3 Graphs Showing Why Today’s Housing Market Isn’t Like 2008

With all the headlines and talk in the media about the shift in the housing market, you might be thinking this is a housing bubble. It’s only natural for those thoughts to creep in that make you think it could be a repeat of what took place in 2008. But the good news is, there are concrete data to show why this is nothing like the last time.

There’s Still a Shortage of Homes on the Market Today, Not a Surplus

For historical context, during the housing crisis, there were too many homes for sale in the Chicagoland area and surrounding suburbs (many of which were short sales and foreclosures), and that caused prices to fall dramatically. Supply has increased since the start of this year, but there’s still a shortage of inventory available overall, primarily due to almost 15 years of underbuilding homes.

The graph below uses data from the National Association of Realtors (NAR) to show how the months’ supply of homes available now compares to the crash. Today, unsold inventory sits at just a 3.2-month supply at the current sales pace, which is significantly lower than the last time.

There isn’t enough inventory for home prices to come crashing down like last time, even though some overheated markets may experience slight declines.

Supply of homes Is Nothing Like Last Time - KM Realty Group LLC Chicago

Mortgage Standards Were Much More Relaxed Back Then

It was much easier to get a home loan during the lead-up to the housing crisis than it is today. Up to 2006, banks created artificial demand by lowering lending standards and making it easy for just about anyone to qualify for a home loan or refinance their current home.

Back then, lending institutions took on much greater risk in the person and the mortgage products offered. That led to mass defaults, foreclosures, and falling prices. Today, things are different, and purchasers face much higher standards from mortgage companies.

The graph below uses Mortgage Credit Availability Index (MCAI) data from the Mortgage Bankers Association (MBA) to help tell this story. In that index, the higher the number, the easier it is to get a mortgage. The lower the number, the harder it is. In the latest report, the index fell by 5.4%, indicating standards are tightening.

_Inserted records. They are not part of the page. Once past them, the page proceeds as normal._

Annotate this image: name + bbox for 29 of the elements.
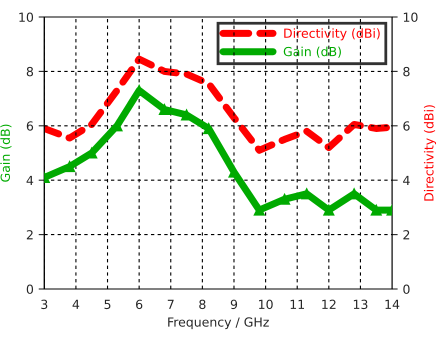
- x-tick-label: 4: [72, 300, 80, 309]
- y2-tick-label: 8: [403, 66, 410, 76]
- x-tick-label: 8: [199, 300, 206, 310]
- y2-tick-label: 10: [404, 12, 418, 22]
- x-tick-label: 14: [385, 300, 400, 309]
- x-tick-label: 9: [230, 300, 238, 310]
- x-tick-label: 10: [259, 300, 273, 310]
- x-tick-label: 3: [41, 300, 48, 310]
- x-tick-label: 7: [168, 300, 174, 309]
- y-tick-label: 2: [26, 230, 33, 240]
- x-tick-label: 5: [104, 300, 110, 310]
- y2-tick-label: 6: [403, 121, 410, 131]
- y2-axis-title: Directivity (dBi): [424, 105, 436, 201]
- y2-tick-label: 2: [403, 230, 410, 240]
- y2-tick-label: 4: [403, 176, 410, 185]
- y-tick-label: 4: [26, 176, 34, 185]
- legend-label: Gain (dB): [284, 46, 341, 58]
- y-axis-title: Gain (dB): [0, 124, 12, 182]
- x-tick-label: 6: [136, 300, 142, 310]
- y-tick-label: 8: [26, 66, 34, 76]
- x-tick-label: 12: [322, 300, 336, 309]
- x-tick-label: 11: [290, 300, 304, 309]
- x-tick-label: 13: [354, 300, 368, 310]
- y2-tick-label: 0: [403, 284, 410, 294]
- y-tick-label: 0: [26, 284, 34, 294]
- y-tick-label: 6: [26, 121, 34, 131]
- y-tick-label: 10: [19, 12, 34, 22]
- x-axis-title: Frequency / GHz: [168, 317, 269, 330]
- legend-label: Directivity (dBi): [284, 28, 380, 40]
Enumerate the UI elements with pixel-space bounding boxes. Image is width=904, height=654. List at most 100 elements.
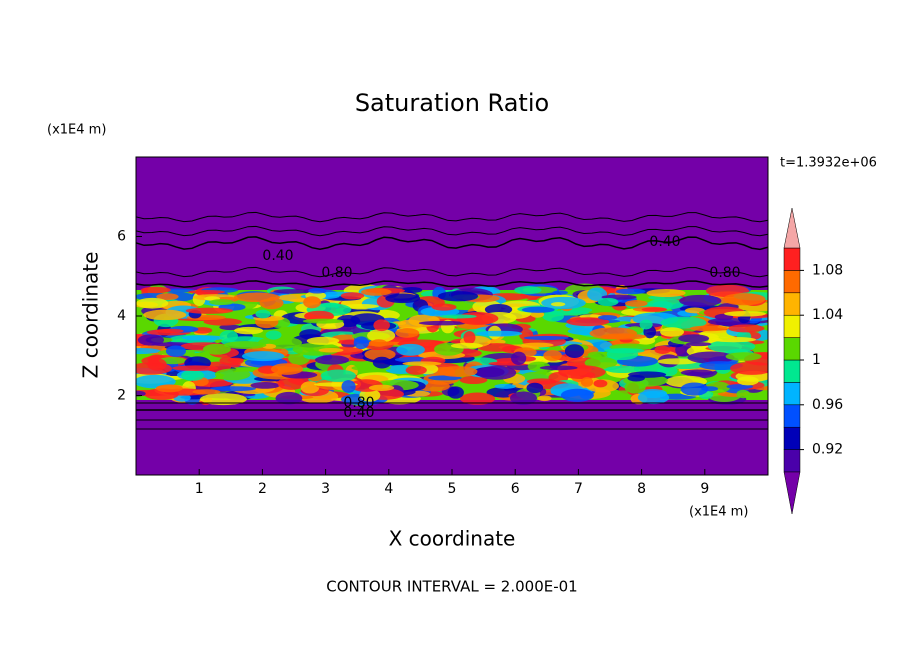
field-texture <box>250 382 280 389</box>
colorbar-tick-label: 1.08 <box>812 262 843 278</box>
footnote: CONTOUR INTERVAL = 2.000E-01 <box>326 578 577 596</box>
field-texture <box>730 361 768 375</box>
colorbar-box <box>783 337 801 361</box>
colorbar-box <box>783 314 801 338</box>
field-texture <box>587 351 608 359</box>
y-axis-label: Z coordinate <box>79 252 103 379</box>
x-tick-label: 5 <box>448 481 457 497</box>
field-texture <box>711 336 757 343</box>
field-texture <box>736 389 750 399</box>
field-texture <box>270 363 304 375</box>
field-texture <box>359 388 381 402</box>
colorbar-box <box>783 382 801 406</box>
field-texture <box>726 384 754 390</box>
y-unit: (x1E4 m) <box>47 123 106 138</box>
field-texture <box>641 307 667 312</box>
field-texture <box>584 356 618 370</box>
field-texture <box>521 306 555 313</box>
field-texture <box>320 369 356 382</box>
colorbar-box <box>783 449 801 473</box>
field-texture <box>593 379 608 388</box>
x-tick-label: 4 <box>384 481 393 497</box>
field-texture <box>660 316 707 329</box>
colorbar-under <box>783 471 801 515</box>
field-texture <box>320 302 341 308</box>
field-texture <box>340 292 365 300</box>
x-tick-label: 3 <box>321 481 330 497</box>
field-texture <box>542 310 564 322</box>
field-texture <box>450 342 483 349</box>
field-texture <box>437 366 478 377</box>
contour-label: 0.80 <box>321 265 352 281</box>
field-texture <box>597 297 619 307</box>
field-texture <box>341 380 356 393</box>
field-texture <box>367 328 396 343</box>
field-texture <box>476 330 523 337</box>
field-texture <box>543 350 562 361</box>
field-texture <box>680 382 709 396</box>
field-texture <box>437 291 479 302</box>
chart-title: Saturation Ratio <box>355 89 549 117</box>
contour-label: 0.80 <box>343 395 374 411</box>
field-texture <box>361 288 392 296</box>
field-texture <box>200 393 247 406</box>
field-texture <box>678 334 710 343</box>
field-texture <box>639 319 653 330</box>
field-texture <box>539 365 578 371</box>
colorbar-box <box>783 404 801 428</box>
field-texture <box>210 386 257 392</box>
field-texture <box>580 377 594 387</box>
field-texture <box>155 384 183 393</box>
field-texture <box>604 348 645 354</box>
field-texture <box>627 374 645 382</box>
contour-label: 0.40 <box>262 248 293 264</box>
field-texture <box>136 347 161 355</box>
colorbar-tick-label: 0.92 <box>812 442 843 458</box>
x-tick-label: 2 <box>258 481 267 497</box>
colorbar-box <box>783 247 801 271</box>
field-texture <box>439 314 477 319</box>
field-texture <box>302 318 344 324</box>
field-texture <box>689 325 729 332</box>
field-texture <box>314 355 350 365</box>
field-texture <box>459 375 488 385</box>
field-texture <box>192 389 221 395</box>
field-texture <box>368 384 395 391</box>
field-texture <box>292 342 341 356</box>
field-texture <box>372 356 392 369</box>
colorbar-over <box>783 207 801 249</box>
field-texture <box>155 328 184 334</box>
field-texture <box>306 336 340 345</box>
field-texture <box>514 286 542 295</box>
y-tick-label: 6 <box>117 229 126 245</box>
field-texture <box>370 339 388 347</box>
field-texture <box>353 336 369 350</box>
field-texture <box>722 293 766 306</box>
x-tick-label: 8 <box>637 481 646 497</box>
field-texture <box>165 345 186 357</box>
x-tick-label: 6 <box>511 481 520 497</box>
field-texture <box>589 327 638 340</box>
contour-line <box>136 280 768 288</box>
field-texture <box>597 315 618 320</box>
field-texture <box>147 358 167 371</box>
field-texture <box>680 369 715 376</box>
field-texture <box>401 287 423 294</box>
field-texture <box>277 376 306 390</box>
field-texture <box>418 320 467 326</box>
field-texture <box>203 318 242 326</box>
field-texture <box>560 388 594 402</box>
field-texture <box>181 370 205 381</box>
contour-label: 0.40 <box>649 234 680 250</box>
y-tick-label: 4 <box>117 308 126 324</box>
field-texture <box>233 292 280 303</box>
field-texture <box>530 311 545 318</box>
field-texture <box>396 343 425 356</box>
field-texture <box>679 294 722 307</box>
field-texture <box>385 293 421 304</box>
field-texture <box>219 324 241 331</box>
field-texture <box>509 391 538 405</box>
field-texture <box>728 324 765 333</box>
field-texture <box>405 365 427 375</box>
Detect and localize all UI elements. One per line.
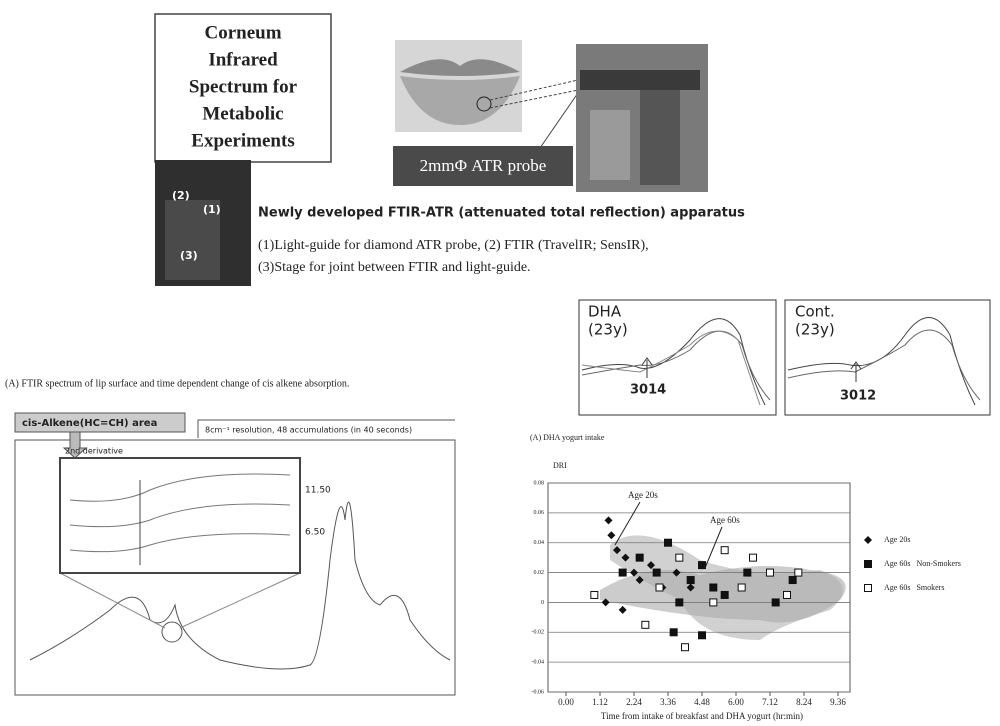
probe-label: 2mmΦ ATR probe [420,156,547,175]
x-axis-label: Time from intake of breakfast and DHA yo… [601,711,803,721]
legend-label: Age 60s Smokers [884,583,944,592]
point [656,584,663,591]
point [772,599,779,606]
x-tick-label: 1.12 [592,697,608,707]
panel-age: (23y) [795,321,835,339]
annotation: Age 20s [628,490,658,500]
y-tick-label: 0.06 [534,510,545,516]
point [789,577,796,584]
panel-age: (23y) [588,321,628,339]
chart-caption: (A) DHA yogurt intake [530,433,605,442]
inset [60,458,300,573]
point [721,547,728,554]
x-tick-label: 4.48 [694,697,710,707]
apparatus-heading: Newly developed FTIR-ATR (attenuated tot… [258,206,745,221]
y-tick-label: -0.06 [532,689,545,695]
apparatus-caption: (3)Stage for joint between FTIR and ligh… [258,260,531,275]
note: 8cm⁻¹ resolution, 48 accumulations (in 4… [205,426,412,435]
point [784,591,791,598]
spectrum-caption: (A) FTIR spectrum of lip surface and tim… [5,378,349,389]
legend-swatch [865,585,872,592]
point [676,554,683,561]
annotation: Age 60s [710,515,740,525]
point [636,554,643,561]
point [607,531,615,539]
scatter-chart: 0.08 0.06 0.04 0.02 0 -0.02 -0.04 -0.06 0.00 1.12… [530,433,961,721]
annotation-arrow [705,527,722,568]
y-tick-label: -0.04 [532,660,545,666]
point [653,569,660,576]
point [744,569,751,576]
x-tick-label: 7.12 [762,697,778,707]
photo-label: (2) [172,189,190,202]
panel-label: DHA [588,303,622,321]
title-line: Metabolic [202,103,283,124]
photo-detail [580,70,700,90]
photo-detail [590,110,630,180]
title-line: Spectrum for [189,76,298,97]
title-text: Corneum Infrared Spectrum for Metabolic … [189,22,298,151]
x-tick-label: 9.36 [830,697,846,707]
x-tick-label: 2.24 [626,697,642,707]
derivative-panel: DHA (23y) 3014 [579,300,776,415]
title-line: Infrared [208,49,278,70]
point [619,606,627,614]
point [642,621,649,628]
legend-swatch [865,561,872,568]
point [767,569,774,576]
x-tick-label: 0.00 [558,697,574,707]
point [699,632,706,639]
page: Corneum Infrared Spectrum for Metabolic … [0,0,1000,726]
peak-label: 3012 [840,389,876,404]
legend-swatch [864,536,872,544]
pointer [540,90,580,148]
legend-label: Age 60s Non-Smokers [884,559,961,568]
point [665,539,672,546]
inset-label: 11.50 [305,486,331,496]
point [738,584,745,591]
point [676,599,683,606]
point [721,591,728,598]
point [670,629,677,636]
point [619,569,626,576]
point [591,591,598,598]
x-tick-label: 3.36 [660,697,676,707]
y-axis-label: DRI [553,461,567,470]
apparatus-caption: (1)Light-guide for diamond ATR probe, (2… [258,238,649,253]
legend-label: Age 20s [884,535,910,544]
photo-label: (1) [203,203,221,216]
photo-label: (3) [180,249,198,262]
y-tick-label: 0.08 [534,480,545,486]
point [699,562,706,569]
y-tick-label: -0.02 [532,630,545,636]
y-tick-label: 0 [541,600,544,606]
y-tick-label: 0.04 [534,540,545,546]
point [750,554,757,561]
inset-label: 6.50 [305,528,325,538]
point [710,599,717,606]
point [605,516,613,524]
area-tag: cis-Alkene(HC=CH) area [22,418,157,429]
x-tick-label: 8.24 [796,697,812,707]
x-tick-label: 6.00 [728,697,744,707]
point [795,569,802,576]
peak-label: 3014 [630,383,666,398]
point [687,577,694,584]
y-tick-label: 0.02 [534,570,545,576]
photo-detail [640,90,680,185]
point [682,644,689,651]
inset-title: 2nd derivative [65,447,123,456]
title-line: Corneum [204,22,281,43]
derivative-panel: Cont. (23y) 3012 [785,300,990,415]
title-line: Experiments [191,130,294,151]
panel-label: Cont. [795,303,835,321]
point [710,584,717,591]
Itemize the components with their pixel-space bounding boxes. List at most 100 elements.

Lending Standards Still Under Control - KM Realty Group LLC Chicago

This graph also shows just how different things are today compared to the spike in credit availability leading up to the crash. Tighter lending standards over the past 14 years have helped prevent a scenario that would lead to a wave of foreclosures like the last time.

The Foreclosure Volume Is Nothing Like It Was During the Crash

Another difference is the number of homeowners facing foreclosure after the housing bubble burst. Foreclosure activity has decreased since the crash, largely because buyers today are more qualified and less likely to default on their loans. The graph below uses data from ATTOM Data Solutions to help paint the picture of how different things are this time:

Foreclosure Starts: Then and Now - KM Realty Group LLC Chicago

Not to mention, homeowners today have options they just didn’t have in the housing crisis when so many people owed more on their mortgages than their homes were worth. Today, many homeowners are equity-rich. That equity comes, in large part, from the way home prices have appreciated over time. According to CoreLogic:

“The total average equity per borrower has now reached almost $300,000, the highest in the data series.”

Rick Sharga, Executive VP of Market Intelligence at ATTOM Dataexplains the impact this has:

“Very few of the properties entering the foreclosure process have reverted to the lender at the end of the foreclosure. . . . We believe that this may be an indication that borrowers are leveraging their equity and selling their homes rather than risking the loss of their equity in a foreclosure auction.”

 This shows that homeowners are in a completely different position this time. For those facing challenges today, many have the option to use their equity to sell their house and avoid the foreclosure process.

Bottom Line

If you’re concerned we’re making the same mistakes that led to the housing crash, the graphs above should help alleviate your fears. Concrete data and expert insights clearly show why this is not like 2008 again.